ドルトは助けを求めるようにセーラは視線を送るが、こちらも同様だった。
「ねっちゃー、おかえりー」
「おみやげはー」
「ねーねー、外にいた竜は何ー?」
固まるセーラを、子供たちはぐいぐいと両側から引っ張っていた。
綺麗に整えた髪をもみくちゃにされていた。
ぶちん、と何かが切れた音がした。
「ああああ! もう!」
勢いよく立ち上がり、声を荒げるセーラ。
からんからからとセーラがいつも頭につけていたカチューシャが地面に転がった。
止めていた前髪がぱさりと流れ落ちた。
髪に隠れたセーラの目は、怒りに燃えていた。
「静かにしんちゃいっ!」
その迫力に、全員が静まり返る。
じっと全員を見渡した後、セーラは続ける。
「あんね、私は苗を貰いに来ただけっぺさ。前に帰った時ゆーたっちょ? 今度苗を取りに行ぐからって」
「おお、そういえばそうちゃったかね?」
「そーよ。もう、とっちゃもかっちゃも早とちりばーっかりしてさ」
腕組みをして、じろりと周りを睨みつけるセーラ。
両親は全く動じてない様子だった。
「はっはっは、わしはそんな事だろうと思うちょったがね」
「嘘ばっかいうでねーさ。一番盛り上がっちたでしょ」
「はっはっは」
子供たちの反応も淡泊である。
「なーんだぁカレシじゃないんかー」
「つまんね」
「かっちゃ、おなかすいだべさ。

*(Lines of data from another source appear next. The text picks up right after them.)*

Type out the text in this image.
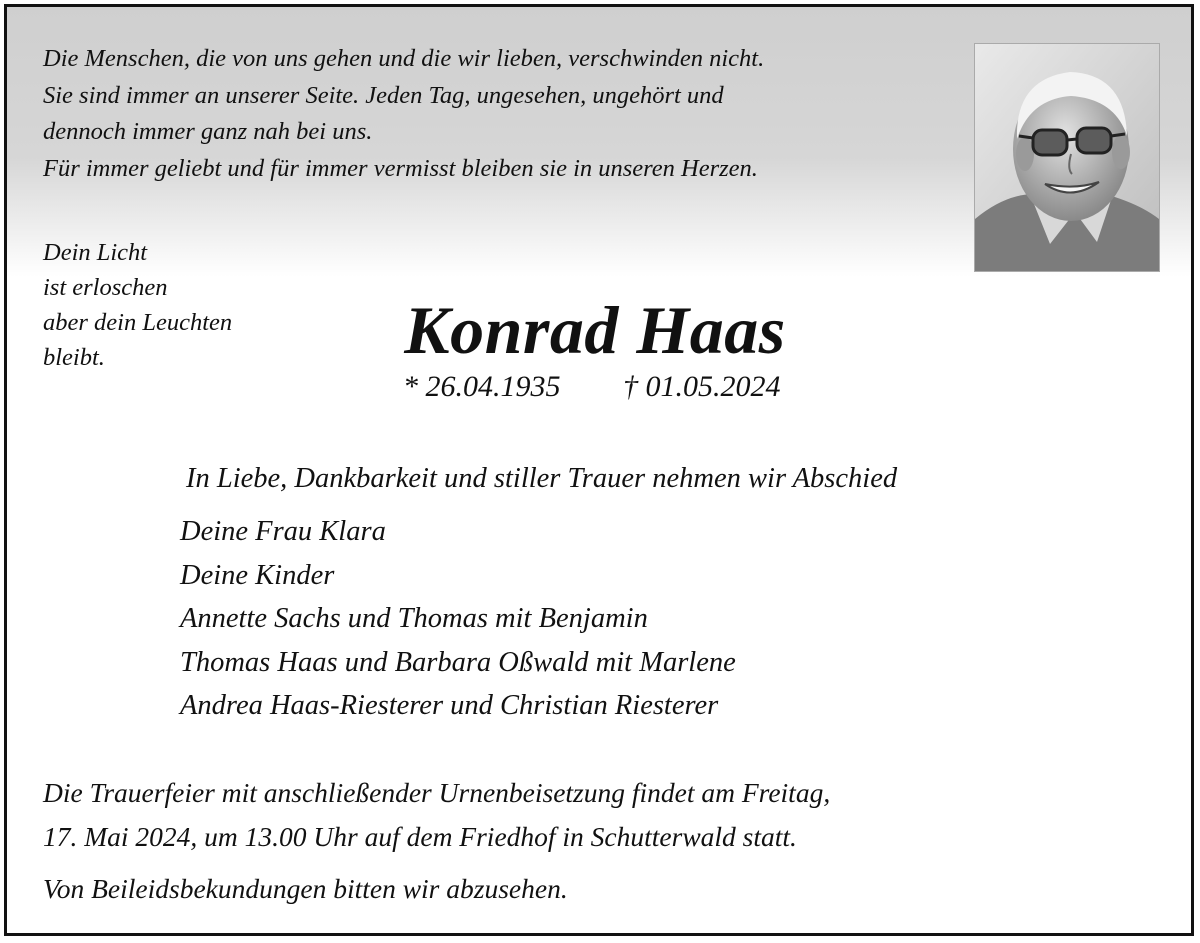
Die Menschen, die von uns gehen und die wir lieben, verschwinden nicht.
Sie sind immer an unserer Seite. Jeden Tag, ungesehen, ungehört und
dennoch immer ganz nah bei uns.
Für immer geliebt und für immer vermisst bleiben sie in unseren Herzen.
Dein Licht
ist erloschen
aber dein Leuchten
bleibt.	Konrad Haas
* 26.04.1935 † 01.05.2024
In Liebe, Dankbarkeit und stiller Trauer nehmen wir Abschied
Deine Frau Klara
Deine Kinder
Annette Sachs und Thomas mit Benjamin
Thomas Haas und Barbara Oßwald mit Marlene
Andrea Haas-Riesterer und Christian Riesterer
Die Trauerfeier mit anschließender Urnenbeisetzung findet am Freitag,
17. Mai 2024, um 13.00 Uhr auf dem Friedhof in Schutterwald statt.
Von Beileidsbekundungen bitten wir abzusehen.
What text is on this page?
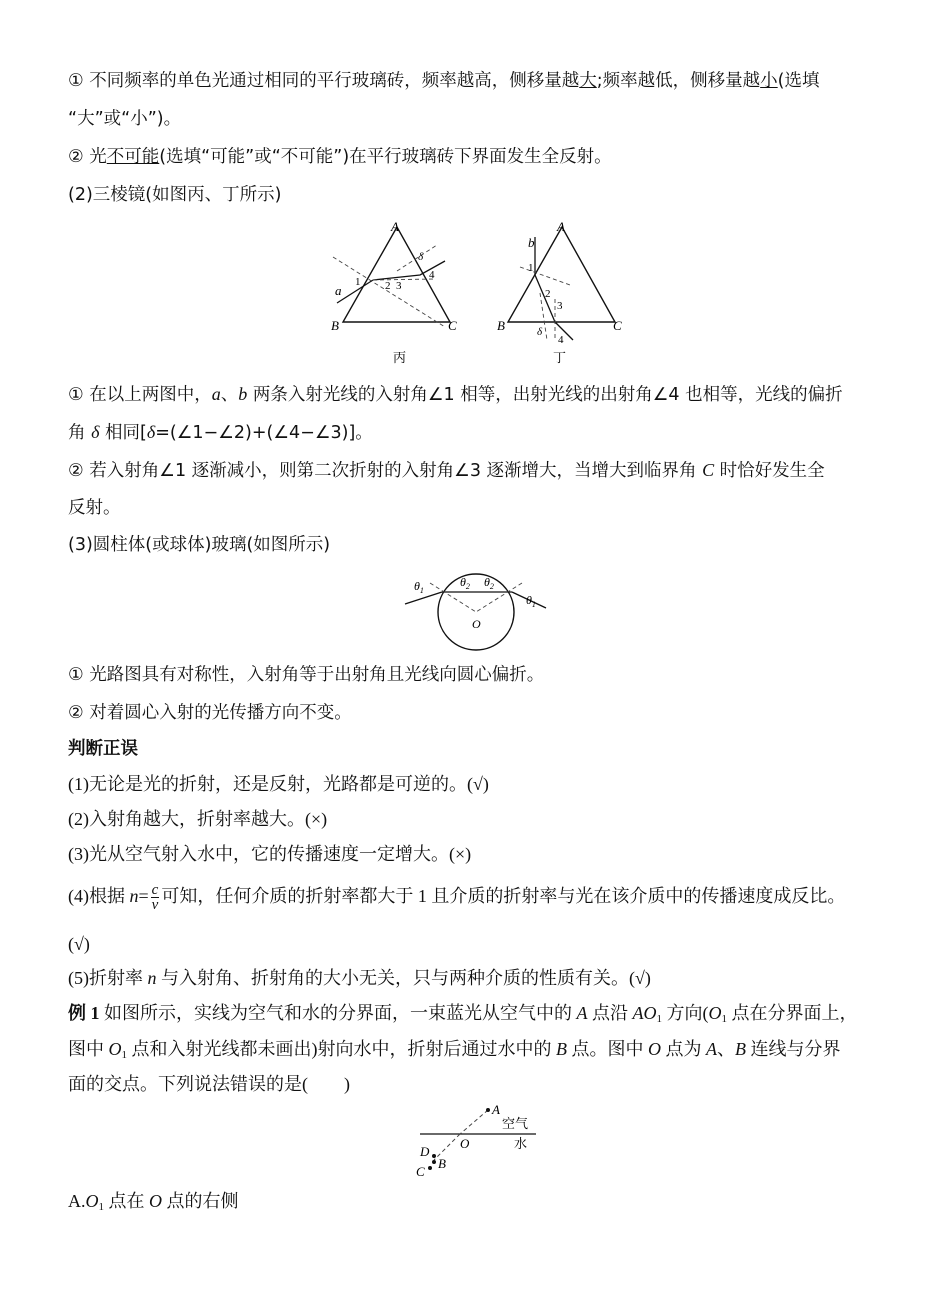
① 不同频率的单色光通过相同的平行玻璃砖，频率越高，侧移量越大;频率越低，侧移量越小(选填
“大”或“小”)。
② 光不可能(选填“可能”或“不可能”)在平行玻璃砖下界面发生全反射。
(2)三棱镜(如图丙、丁所示)
a
A
B	C
1 2 3
4
δ
丙
b
A
B	C
1
2
3
4
δ
丁
① 在以上两图中，a、b 两条入射光线的入射角∠1 相等，出射光线的出射角∠4 也相等，光线的偏折
角 δ 相同[δ=(∠1−∠2)+(∠4−∠3)]。
② 若入射角∠1 逐渐减小，则第二次折射的入射角∠3 逐渐增大，当增大到临界角 C 时恰好发生全
反射。
(3)圆柱体(或球体)玻璃(如图所示)
$\theta_1$
$\theta_2$ $\theta_2$
$\theta_1$
O
① 光路图具有对称性，入射角等于出射角且光线向圆心偏折。
② 对着圆心入射的光传播方向不变。
判断正误
(1)无论是光的折射，还是反射，光路都是可逆的。(√)
(2)入射角越大，折射率越大。(×)
(3)光从空气射入水中，它的传播速度一定增大。(×)
(4)根据 $n= \frac{c}{v}$ 可知，任何介质的折射率都大于 1 且介质的折射率与光在该介质中的传播速度成反比。
(√)
(5)折射率 n 与入射角、折射角的大小无关，只与两种介质的性质有关。(√)
例 1 如图所示，实线为空气和水的分界面，一束蓝光从空气中的 A 点沿 $AO_1$ 方向($O_1$ 点在分界面上，
图中 $O_1$ 点和入射光线都未画出)射向水中，折射后通过水中的 B 点。图中 O 点为 A、B 连线与分界
面的交点。下列说法错误的是(　　)
A
O
D
B
C
空气
水
$A.O_1$ 点在 O 点的右侧
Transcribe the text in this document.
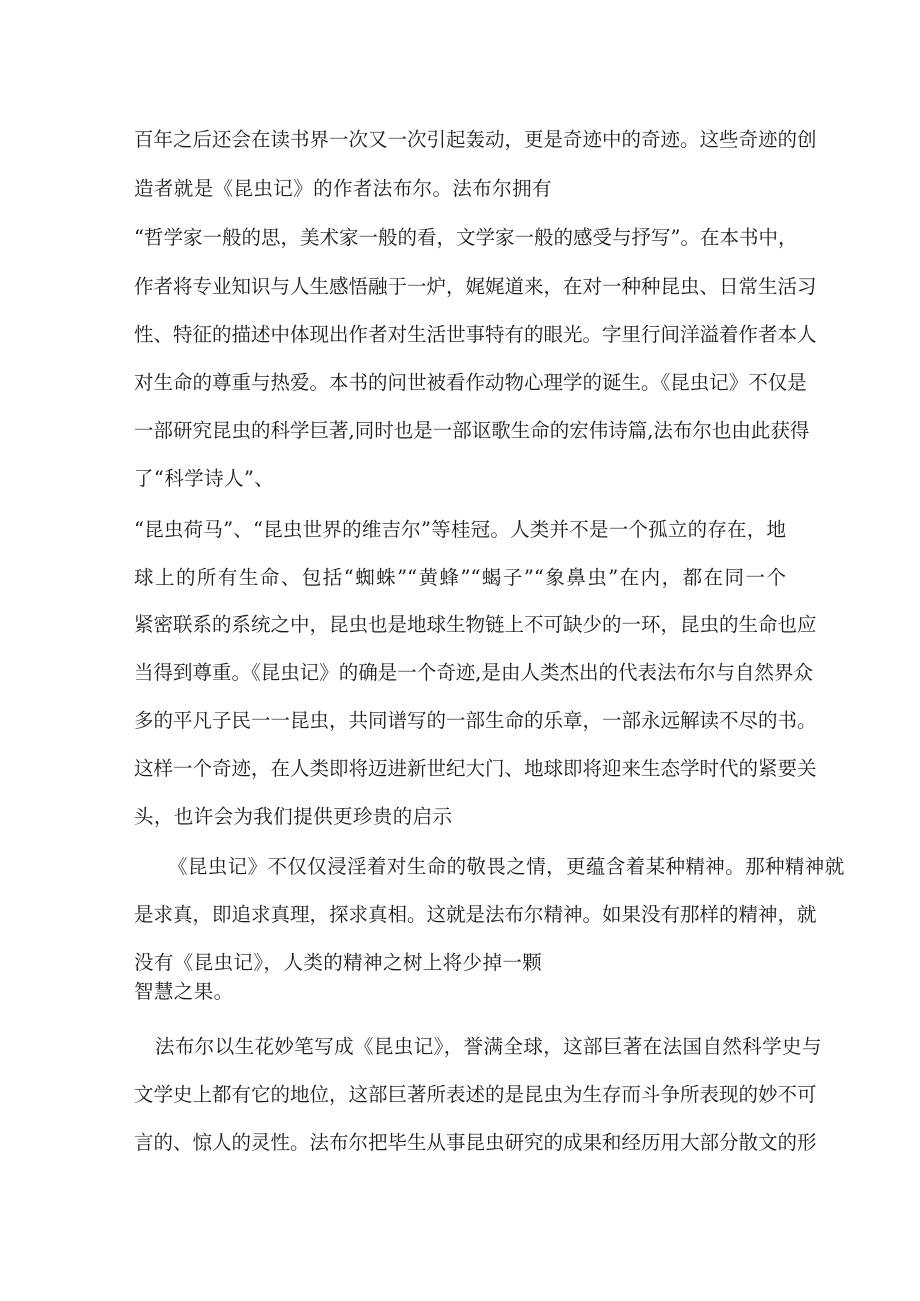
百年之后还会在读书界一次又一次引起轰动，更是奇迹中的奇迹。这些奇迹的创
造者就是《昆虫记》的作者法布尔。法布尔拥有
“哲学家一般的思，美术家一般的看，文学家一般的感受与抒写”。在本书中，
作者将专业知识与人生感悟融于一炉，娓娓道来，在对一种种昆虫、日常生活习
性、特征的描述中体现出作者对生活世事特有的眼光。字里行间洋溢着作者本人
对生命的尊重与热爱。本书的问世被看作动物心理学的诞生。《昆虫记》不仅是
一部研究昆虫的科学巨著,同时也是一部讴歌生命的宏伟诗篇,法布尔也由此获得
了“科学诗人”、
“昆虫荷马”、“昆虫世界的维吉尔”等桂冠。人类并不是一个孤立的存在，地
球上的所有生命、包括“蜘蛛”“黄蜂”“蝎子”“象鼻虫”在内，都在同一个
紧密联系的系统之中，昆虫也是地球生物链上不可缺少的一环，昆虫的生命也应
当得到尊重。《昆虫记》的确是一个奇迹,是由人类杰出的代表法布尔与自然界众
多的平凡子民一一昆虫，共同谱写的一部生命的乐章，一部永远解读不尽的书。
这样一个奇迹，在人类即将迈进新世纪大门、地球即将迎来生态学时代的紧要关
头，也许会为我们提供更珍贵的启示
《昆虫记》不仅仅浸淫着对生命的敬畏之情，更蕴含着某种精神。那种精神就
是求真，即追求真理，探求真相。这就是法布尔精神。如果没有那样的精神，就
没有《昆虫记》，人类的精神之树上将少掉一颗
智慧之果。
法布尔以生花妙笔写成《昆虫记》，誉满全球，这部巨著在法国自然科学史与
文学史上都有它的地位，这部巨著所表述的是昆虫为生存而斗争所表现的妙不可
言的、惊人的灵性。法布尔把毕生从事昆虫研究的成果和经历用大部分散文的形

ごはんー」
子供たちの興味は食事に移ったようで、つまらなそうな顔で散っていく。
「そうだねぇ、じゃあご飯作るから、大人しくしときんさいよ」
「はーい」
母親はエプロンを付けながら、ドルトの方を振り返った。
「おお、そういえばドルトさんも食べてぐっしょ?」
「ええと……」
ドルトは遠慮がちにセーラに視線をやる。
セーラは眉を吊り上げたまま、頷いた。
「遠慮せず食べていきなさいよ。言っとくけどこの村に食堂やホテルなんてなんてないからね」
「なるほど。そういう事でしたら、ぜひ」
「ようし! ほんならご馳走を作らんとねぇ」
「おっしゃ! わしはニワトリを捌いて来るっぺか。セーラ、手伝いや」
「はーい! ……んじゃおっさんは適当に座ってて」
「お、おう……」
セーラ家の勢いに、ドルトはただただ圧倒されていた。
そんなドルトの周りには、気づけば小さな子供たちが群がっていた。
袖を引きながら、真ん中くらいの子がにぱっと笑った。
「ねーねーおっちゃー。あそんでー」
「おっちゃじゃねぇよ。おにいさん。言ってみ?」
「おっちゃー!」
ドルトの言葉など無視して、子供はドルトに抱きついた。
それを皮切りに、他の子たちもドルトにまとわりついていく。
「あーそーんーでー! おっちゃー! ねーはやくぅー!」
「たってー! ねーたってよー! ねー! おっちゃー!」
両側からぐいぐいと引っ張られながら、ドルトは言った。
「オイコラちびっこども。お兄さんだっつってんだろ」
「おっちゃーーー!」
「……」
情け容赦のないおっちゃ呼ばわりに、ドルトはそれ以上返す言葉をもたなかった。
やはりセーラの兄弟だなと思った。
諦めがちにため息を吐いて、ドルトは子供たちのなすがままになる。
「わーーーい!」
子供の一人がドルトの腕にぶら下がった。
そしてぶらんぶらんと前後に身体を揺らす。
「たのしー!」
「いいないいなー!」
「ぼくもやるー。おっちゃー、てーだしてー」
「……ほらよ」
渋々、言われるがままに腕を差し出すドルト。
その腕に子供たちがぶら下がった。
三人がぶらんぶらんと前後に身体を揺らす。
「だぁもうあぶねぇぞ! 暴れるなっての!」
「わーい、たーのしー!」
「順番な! あと片腕には二人までだからな!」
「わーーーっ!」
完全に遊具扱いされ声を上げるドルトだが、子供たちはひるむ様子もない。
とはいえ振り落とすわけにもいかずドルトが困っていると、台所からエプロン姿に着替えたセーラがひょっこり顔を出して言った。
「あらあら仲良くなっちゃって、まぁ」
「……助けてくれ。セーラ」
「ごめん無理、今からニワトリ〆るんで。ちびたちの相手よろしくー」
それだけ言い残してセーラは台所からに戻っていった。
子供たちに囲まれながら、ドルトはもう一度ため息を吐くのだった。